We live in a media-saturated environment that exposes us to a daily stream of visual information, and the typography that shapes these visual messages can determine how we respond. HELVETICA, ostensibly a film about a typeface, delves into the world of graphic arts and takes a deeper look into style changes and the controversies over the role of graphic designer since World War II. Filmmaker Gary Hustwit explores urban spaces and the typefaces that inhabit them, speaking with renowned historians and designers about the choices and aesthetics behind the use of certain fonts.

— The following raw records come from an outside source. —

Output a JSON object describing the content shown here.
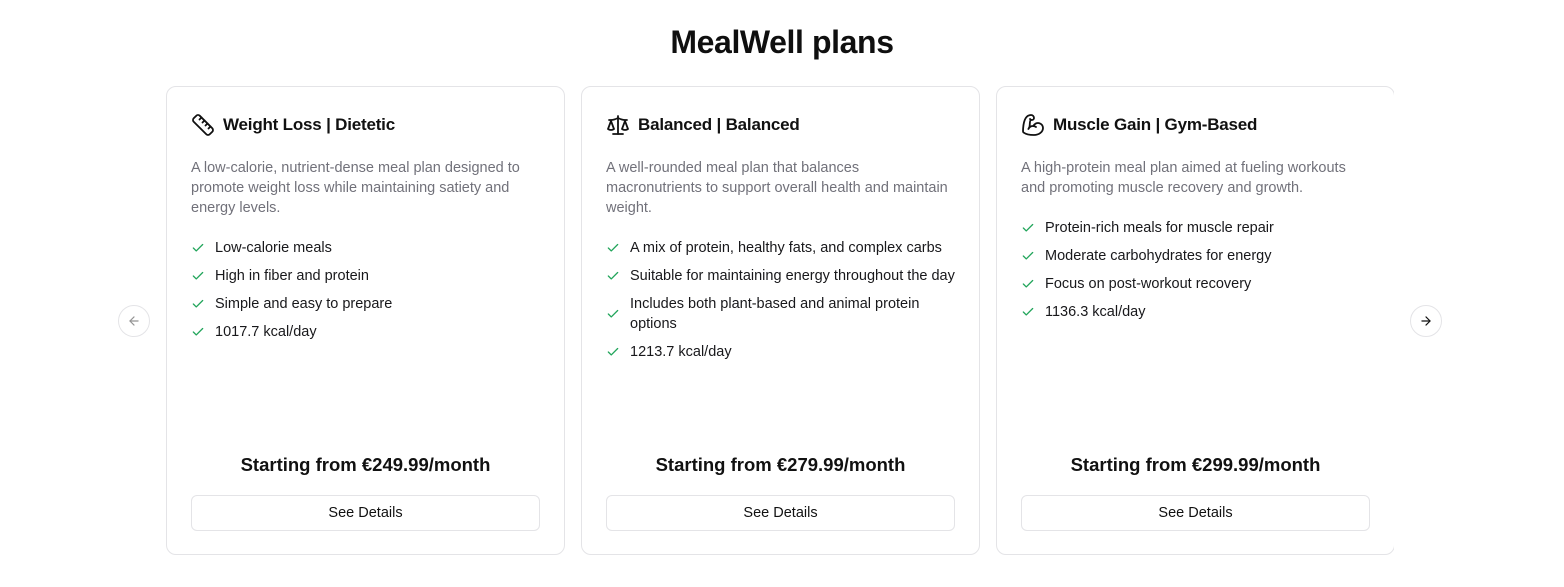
{
  "page": {
    "title": "MealWell plans"
  },
  "plans": [
    {
      "title": "Weight Loss | Dietetic",
      "icon": "ruler-icon",
      "description": "A low-calorie, nutrient-dense meal plan designed to promote weight loss while maintaining satiety and energy levels.",
      "features": [
        "Low-calorie meals",
        "High in fiber and protein",
        "Simple and easy to prepare",
        "1017.7 kcal/day"
      ],
      "price": "Starting from €249.99/month",
      "button_label": "See Details"
    },
    {
      "title": "Balanced | Balanced",
      "icon": "scale-icon",
      "description": "A well-rounded meal plan that balances macronutrients to support overall health and maintain weight.",
      "features": [
        "A mix of protein, healthy fats, and complex carbs",
        "Suitable for maintaining energy throughout the day",
        "Includes both plant-based and animal protein options",
        "1213.7 kcal/day"
      ],
      "price": "Starting from €279.99/month",
      "button_label": "See Details"
    },
    {
      "title": "Muscle Gain | Gym-Based",
      "icon": "biceps-flexed-icon",
      "description": "A high-protein meal plan aimed at fueling workouts and promoting muscle recovery and growth.",
      "features": [
        "Protein-rich meals for muscle repair",
        "Moderate carbohydrates for energy",
        "Focus on post-workout recovery",
        "1136.3 kcal/day"
      ],
      "price": "Starting from €299.99/month",
      "button_label": "See Details"
    }
  ],
  "navigation": {
    "prev_icon": "arrow-left-icon",
    "next_icon": "arrow-right-icon"
  },
  "colors": {
    "check": "#22a55b",
    "muted_text": "#71717a",
    "border": "#e4e4e7"
  }
}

The Helvetica font was developed by Max Miedinger with Edüard Hoffmann in 1957 for the Haas Type Foundry in Münchenstein, Switzerland and quickly became an international hit in the graphic arts world. With its clean, smooth lines, it reflected a modern look that many designers were seeking. At a time when many European countries were recovering from the ravages of war, Helvetica presented a way to express newness and modernity. Once it caught on, the typeface began to be used extensively in signage, in package labeling, in poster art, in advertising—in short, everywhere. Inclusion of the font in home computer systems, such as the Apple Macintosh in 1984, only further cemented its ubiquity.

Fans of Helvetica tout its legibility and its versatility, finding it equally “perfect” for use in a corporate logo or on a local street sign. But not everyone is a fan. Some designers find Helvetica to be dull, predictable and boring. In the 1970s, a backlash occurred when young designers began looking for more energetic, expressive ways to present information. This post-modernist reaction to Helvetica included the “grunge” period of the 1990s, when designers experimented with new concepts in graphic communication, moving away from the orderly, predictable look of Helvetica to a mix of print styles and a wildly varying use of color and line.

Interviewees in HELVETICA include some of the most illustrious and innovative names in the design world, such as Erik Spiekermann, Matthew Carter, Massimo Vignelli, Wim Crouwel, Hermann Zapf, Neville Brody, Michael Bierut, Paula Scher, Tobias Frere-Jones, Bruno Steinert, Leslie Savan, Rick Poynor and Lars Müller. Through the framework of graphic design, HELVETICA explores the tension between the adherence to established principles of design and the desire to express individual thought and taste. The film acknowledges the belief that art is subjective, revealing that print is far more than merely letters forming words.